Buena Vista was named in about 1850 by Reason B. Hall, who settled on a Donation Land Claim there in 1847. Some of Hall's relatives had participated in the Battle of Buena Vista during the Mexican–American War. About the same time he named the community, Hall also started Halls Ferry across the Willamette. The ferry later became known as the Buena Vista Ferry, which is still in operation today. Later one of Hall's sons, B.F. Hall, operated another Halls Ferry north of Independence.

Buena Vista was once the home of the Oregon Pottery Company, which shipped its wares all over Oregon via the Willamette River. One of the earliest settlements in Oregon, it once had a much greater population because of the pottery industry, as well as being an important hops-growing area. Buena Vista had saloons, a hotel, a school, a church, an I.O.O.F. hall and a store. The town later went into decline, especially because the railroad bypassed Buena Vista and instead was routed through Independence. Today, most of the principal buildings are gone and the community is considered a ghost town by authors of ghost town guidebooks, although local residents tend to disagree. Buena Vista formerly had a post office by the same name, which existed from 1866 to 1935. At the top of a steep hill to the north of town the Buena Vista cemetery includes graves dating back to the 1800s.
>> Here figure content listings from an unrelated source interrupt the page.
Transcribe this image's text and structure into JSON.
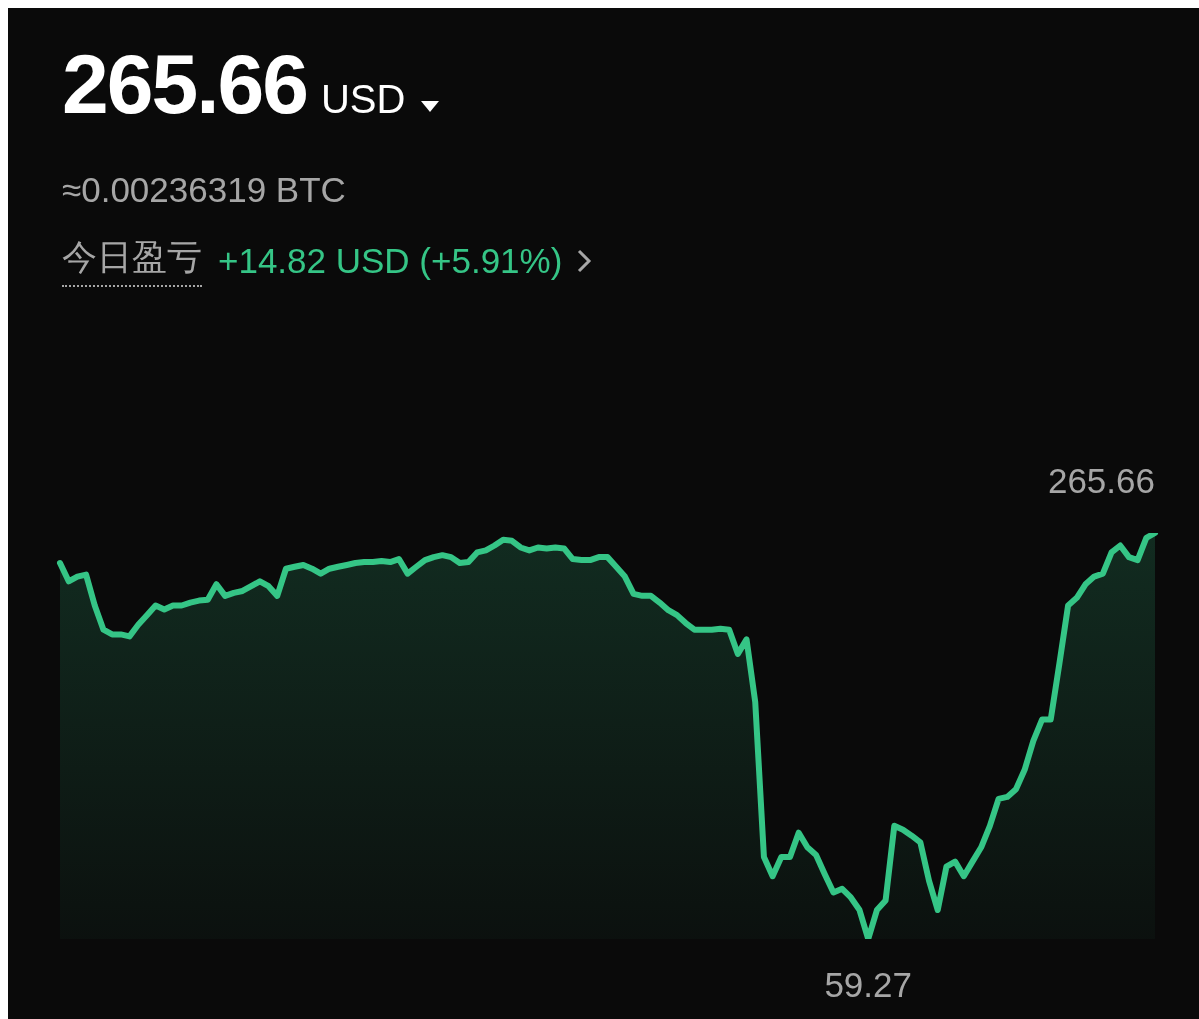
{
  "chart_data": {
    "type": "area",
    "title": "265.66",
    "subtitle": "≈0.00236319 BTC",
    "annotations": [
      "USD",
      "今日盈亏",
      "+14.82 USD (+5.91%)"
    ],
    "categories": [
      null,
      null,
      null,
      null,
      null,
      null,
      null,
      null,
      null,
      null,
      null,
      null,
      null,
      null,
      null,
      null,
      null,
      null,
      null,
      null,
      null,
      null,
      null,
      null,
      null,
      null,
      null,
      null,
      null,
      null,
      null,
      null,
      null,
      null,
      null,
      null,
      null,
      null,
      null,
      null,
      null,
      null,
      null,
      null,
      null,
      null,
      null,
      null,
      null,
      null,
      null,
      null,
      null,
      null,
      null,
      null,
      null,
      null,
      null,
      null,
      null,
      null,
      null,
      null,
      null,
      null,
      null,
      null,
      null,
      null,
      null,
      null,
      null,
      null,
      null,
      null,
      null,
      null,
      null,
      null,
      null,
      null,
      null,
      null,
      null,
      null,
      null,
      null,
      null,
      null,
      null,
      null,
      null,
      null,
      null,
      null,
      null,
      null,
      null,
      null,
      null,
      null,
      null,
      null,
      null,
      null,
      null,
      null,
      null,
      null,
      null,
      null,
      null,
      null,
      null,
      null,
      null,
      null,
      null,
      null,
      null,
      null,
      null,
      null,
      null,
      null,
      null
    ],
    "series": [
      {
        "color": "#35c586",
        "values": [
          250.4,
          241.1,
          243.5,
          244.5,
          228.8,
          216.5,
          214.1,
          214.1,
          213.1,
          219.0,
          223.9,
          228.8,
          226.8,
          228.8,
          228.8,
          230.3,
          231.3,
          231.7,
          239.6,
          233.7,
          235.2,
          236.2,
          238.6,
          241.1,
          238.6,
          233.7,
          247.5,
          248.5,
          249.4,
          247.5,
          245.0,
          247.5,
          248.5,
          249.4,
          250.4,
          250.9,
          250.9,
          251.4,
          250.9,
          252.4,
          245.0,
          248.5,
          251.9,
          253.4,
          254.4,
          253.4,
          250.4,
          250.9,
          255.8,
          256.8,
          259.3,
          262.2,
          261.7,
          258.3,
          256.8,
          258.3,
          257.8,
          258.3,
          257.8,
          252.4,
          251.9,
          251.9,
          253.4,
          253.4,
          248.5,
          243.5,
          234.7,
          233.7,
          233.7,
          230.3,
          226.4,
          223.9,
          219.9,
          216.5,
          216.5,
          216.5,
          217.0,
          216.5,
          204.2,
          211.6,
          179.7,
          101.0,
          91.2,
          101.0,
          101.0,
          113.3,
          105.9,
          102.0,
          92.2,
          82.9,
          84.8,
          80.4,
          74.0,
          59.27,
          74.0,
          78.9,
          116.8,
          114.8,
          111.8,
          108.4,
          88.8,
          74.0,
          96.1,
          98.6,
          91.2,
          98.6,
          105.9,
          116.8,
          130.5,
          131.5,
          135.4,
          145.3,
          160.0,
          170.8,
          170.8,
          199.3,
          228.8,
          232.7,
          239.6,
          243.5,
          245.0,
          255.8,
          259.3,
          253.4,
          251.9,
          263.2,
          265.66
        ],
        "value_labels": [
          null,
          null,
          null,
          null,
          null,
          null,
          null,
          null,
          null,
          null,
          null,
          null,
          null,
          null,
          null,
          null,
          null,
          null,
          null,
          null,
          null,
          null,
          null,
          null,
          null,
          null,
          null,
          null,
          null,
          null,
          null,
          null,
          null,
          null,
          null,
          null,
          null,
          null,
          null,
          null,
          null,
          null,
          null,
          null,
          null,
          null,
          null,
          null,
          null,
          null,
          null,
          null,
          null,
          null,
          null,
          null,
          null,
          null,
          null,
          null,
          null,
          null,
          null,
          null,
          null,
          null,
          null,
          null,
          null,
          null,
          null,
          null,
          null,
          null,
          null,
          null,
          null,
          null,
          null,
          null,
          null,
          null,
          null,
          null,
          null,
          null,
          null,
          null,
          null,
          null,
          null,
          null,
          null,
          "59.27",
          null,
          null,
          null,
          null,
          null,
          null,
          null,
          null,
          null,
          null,
          null,
          null,
          null,
          null,
          null,
          null,
          null,
          null,
          null,
          null,
          null,
          null,
          null,
          null,
          null,
          null,
          null,
          null,
          null,
          null,
          null,
          null,
          "265.66"
        ]
      }
    ],
    "tick_labels": false
  }
}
The Buena Vista Store burned to the ground around 1970 and the I.O.O.F hall burned to the ground in the mid-1990s. The Buena Vista Methodist Church was moved from its original location on a hill to the west of town into the center of town and celebrated its 100th anniversary in 1968, and was eventually razed and replaced by a new building. The Buena Vista Park, which is a Polk County park, was built around 1970 and includes a boat launch ramp; the purpose was to prevent locals from using the ferry landing as a boat launch. The Buena Vista schoolhouse was a large two-room building that in 1972 was renovated and became the home of Johnny Craviotto, founder of the Craviotto drums company.

Buena Vista means "good view" or "beautiful view" in Spanish, and is pronounced "byoona vista" locally; many residents refer to the town as just "byoonee".